TOPOLOGICALLY MASSIVE ELECTROMAGNETIC INTERACTION OF COMPOSITE PARTICLES IN A HIGHER-DERIVATIVE NONRELATIVISTIC GAUGE FIELD MODEL

Abstract

A higher-derivative classical nonrelativistic U (1) × U (1) gauge field model that describes the topologically massive electromagnetic interaction of composite particles in 2+1 dimensions is proposed. This is made by adding a suitable higher-derivative term for the electromagnetic field to the Lagrangian of a model previously proposed. The model contains a Chern–Simons U(1) field and the topologically massive electromagnetic U(1) field, and it uses either a composite boson system or a composite fermion one. The second case is explicitly considered.
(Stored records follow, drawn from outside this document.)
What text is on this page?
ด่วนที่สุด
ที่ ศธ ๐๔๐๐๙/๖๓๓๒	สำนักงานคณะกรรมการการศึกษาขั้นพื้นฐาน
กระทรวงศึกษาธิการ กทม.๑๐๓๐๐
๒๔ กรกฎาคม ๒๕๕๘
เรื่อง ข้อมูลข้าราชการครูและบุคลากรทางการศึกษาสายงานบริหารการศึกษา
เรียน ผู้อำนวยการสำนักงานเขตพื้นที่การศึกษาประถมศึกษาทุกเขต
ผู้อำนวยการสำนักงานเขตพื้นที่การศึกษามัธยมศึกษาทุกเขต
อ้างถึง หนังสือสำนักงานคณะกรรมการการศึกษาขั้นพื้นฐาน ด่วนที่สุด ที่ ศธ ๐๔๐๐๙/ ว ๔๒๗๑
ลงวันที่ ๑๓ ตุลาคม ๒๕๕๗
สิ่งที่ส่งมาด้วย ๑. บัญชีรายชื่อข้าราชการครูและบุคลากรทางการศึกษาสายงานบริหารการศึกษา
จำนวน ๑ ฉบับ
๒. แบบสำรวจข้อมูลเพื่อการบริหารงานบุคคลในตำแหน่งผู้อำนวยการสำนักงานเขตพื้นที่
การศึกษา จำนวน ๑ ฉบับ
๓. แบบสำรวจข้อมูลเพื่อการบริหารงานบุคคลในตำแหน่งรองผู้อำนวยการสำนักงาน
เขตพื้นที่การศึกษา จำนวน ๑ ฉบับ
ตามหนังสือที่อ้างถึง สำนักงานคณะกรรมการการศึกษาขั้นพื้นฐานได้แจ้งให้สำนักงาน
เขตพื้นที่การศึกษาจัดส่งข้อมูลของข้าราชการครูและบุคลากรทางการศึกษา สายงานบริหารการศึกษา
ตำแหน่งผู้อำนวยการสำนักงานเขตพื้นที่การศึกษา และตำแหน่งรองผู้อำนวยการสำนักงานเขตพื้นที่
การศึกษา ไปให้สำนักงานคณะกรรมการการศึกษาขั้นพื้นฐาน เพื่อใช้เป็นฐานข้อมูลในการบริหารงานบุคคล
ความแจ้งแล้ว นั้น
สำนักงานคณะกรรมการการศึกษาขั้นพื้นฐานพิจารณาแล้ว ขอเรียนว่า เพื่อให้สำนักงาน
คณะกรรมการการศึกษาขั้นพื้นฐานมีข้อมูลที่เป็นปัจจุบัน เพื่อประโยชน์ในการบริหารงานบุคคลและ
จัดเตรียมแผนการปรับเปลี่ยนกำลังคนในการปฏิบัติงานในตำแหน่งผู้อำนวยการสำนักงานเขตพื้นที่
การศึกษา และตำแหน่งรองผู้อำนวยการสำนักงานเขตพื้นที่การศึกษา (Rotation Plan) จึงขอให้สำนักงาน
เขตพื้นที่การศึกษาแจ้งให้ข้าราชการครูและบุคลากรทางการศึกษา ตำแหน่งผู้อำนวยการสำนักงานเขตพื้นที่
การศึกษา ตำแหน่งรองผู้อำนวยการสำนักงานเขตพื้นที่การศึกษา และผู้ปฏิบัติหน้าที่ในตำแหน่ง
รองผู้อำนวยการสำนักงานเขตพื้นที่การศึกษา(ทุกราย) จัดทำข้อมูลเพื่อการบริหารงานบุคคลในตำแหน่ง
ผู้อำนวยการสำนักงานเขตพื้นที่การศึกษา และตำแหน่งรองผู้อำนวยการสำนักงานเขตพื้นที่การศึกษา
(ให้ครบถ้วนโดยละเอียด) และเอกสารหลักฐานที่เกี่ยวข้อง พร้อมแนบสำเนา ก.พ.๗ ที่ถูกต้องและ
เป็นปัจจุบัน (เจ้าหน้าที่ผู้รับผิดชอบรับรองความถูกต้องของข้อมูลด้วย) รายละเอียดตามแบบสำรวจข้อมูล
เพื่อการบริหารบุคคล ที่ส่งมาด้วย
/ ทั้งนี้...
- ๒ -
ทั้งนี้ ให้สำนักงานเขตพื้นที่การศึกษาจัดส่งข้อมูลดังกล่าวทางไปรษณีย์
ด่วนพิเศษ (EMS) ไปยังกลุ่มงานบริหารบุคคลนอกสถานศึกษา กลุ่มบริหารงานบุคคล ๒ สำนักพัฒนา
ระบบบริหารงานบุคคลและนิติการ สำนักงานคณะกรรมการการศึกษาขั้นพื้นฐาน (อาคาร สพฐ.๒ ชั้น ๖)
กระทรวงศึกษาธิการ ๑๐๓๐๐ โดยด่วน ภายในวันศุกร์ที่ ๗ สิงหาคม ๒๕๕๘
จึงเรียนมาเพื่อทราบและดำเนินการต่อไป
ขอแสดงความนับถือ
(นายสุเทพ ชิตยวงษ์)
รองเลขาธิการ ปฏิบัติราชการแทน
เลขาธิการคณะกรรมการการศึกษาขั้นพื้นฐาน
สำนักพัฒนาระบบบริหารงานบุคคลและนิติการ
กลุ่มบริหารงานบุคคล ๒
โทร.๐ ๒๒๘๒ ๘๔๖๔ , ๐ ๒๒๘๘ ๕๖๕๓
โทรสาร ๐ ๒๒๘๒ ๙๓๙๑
By following the usual Hamiltonian method for singular higher-derivative systems, the canonical quantization is carried out. By extending the Faddeev–Senjanovic formalism, the path integral quantization is developed. Consequently, the Feynman rules are established and the diagrammatic structure is discussed. The use of the higher-derivative term eliminates in the Landau gauge the ultraviolet divergence of the primitively divergent Feynman diagrams where the electromagnetic field propagator is present. The unitarity problem, related to the possible appearance of states with negative norm, is treated. A generalization of the Becchi–Rouet-Stora–Tyutin algorithm is applied to the model.